Selon Fabien Weiss, ancien adjoint au maire de 2008 à 2020, un projet de réaménagement du carrefour est à l’étude depuis plus de quinze ans. La mairie propose d’aligner la rue du Général-Leclerc avec l’avenue de Périgueux afin de faciliter la traversée de la route de Bischwiller. Pour cela, la rue du Général-Leclerc doit être retracée sur une portion de 167 m pour déboucher face à l’avenue de Périgueux et elle doublerait de largeur. Un projet qui s’accompagne d’une limitation de vitesse à 30 km/h, de nouvelles places de stationnement et d’une piste cyclable bidirectionnelle construite sur le trottoir. Le tout afin de désengorger le carrefour et de fluidifier la circulation.

D’après Jean-Louis Hoerlé, maire LR de Bischheim, la pharmacie Premium Santé sera détruite au premier trimestre 2021 afin de libérer l’espace nécessaire au déplacement de la voie de circulation côté rue du Général-Leclerc. Mais la suite du scénario n’est pas encore écrite : deux bâtiments qui doivent aussi être démolis n'ont pas encore été acquis par la mairie.

Pourquoi les restaurateurs choisissent la route de Bischwiller ?

Les kebabs investissent la route de Bischwiller car de nombreux locaux y sont disponibles à des prix abordables. Pour la maire de Schiltigheim, Danielle Dambach : “Les commerçants de ce type se sont installés là parce que la route de Bischwiller a perdu de son attractivité, à cause du trop grand flux de transit.”  

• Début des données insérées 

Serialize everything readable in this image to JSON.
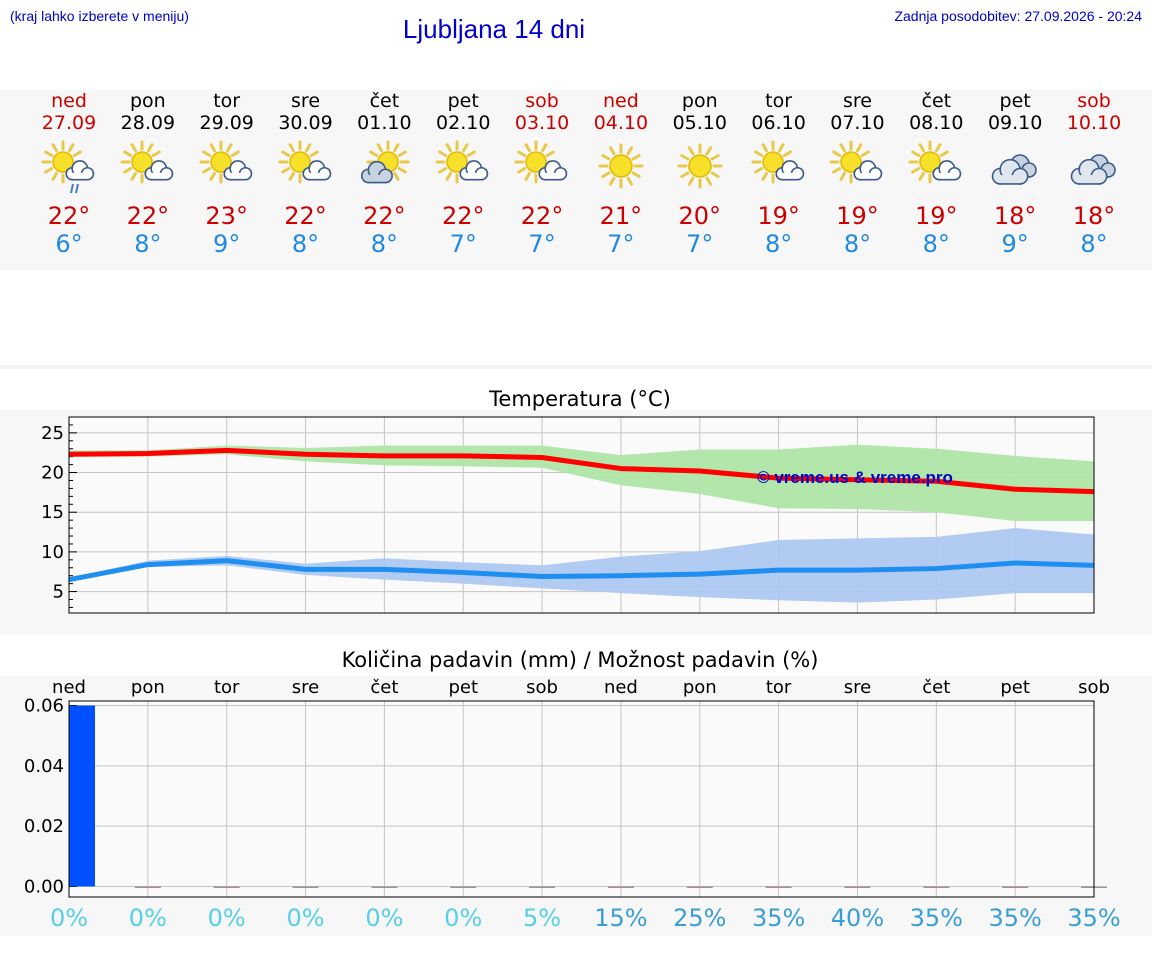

À Bischheim, le manque de dynamisme commercial s'explique notamment par la situation économique de la ville d’après Michèle Frey, chargée de mission municipale au développement économique. “La restauration n’a jamais vraiment décollé. Bischheim est une ville de banlieue aspirée par Strasbourg [...] Si ces kebabs existent, c’est qu’il y a des clients. C’est la loi de l’offre et de la demande”, estime la chargée de mission.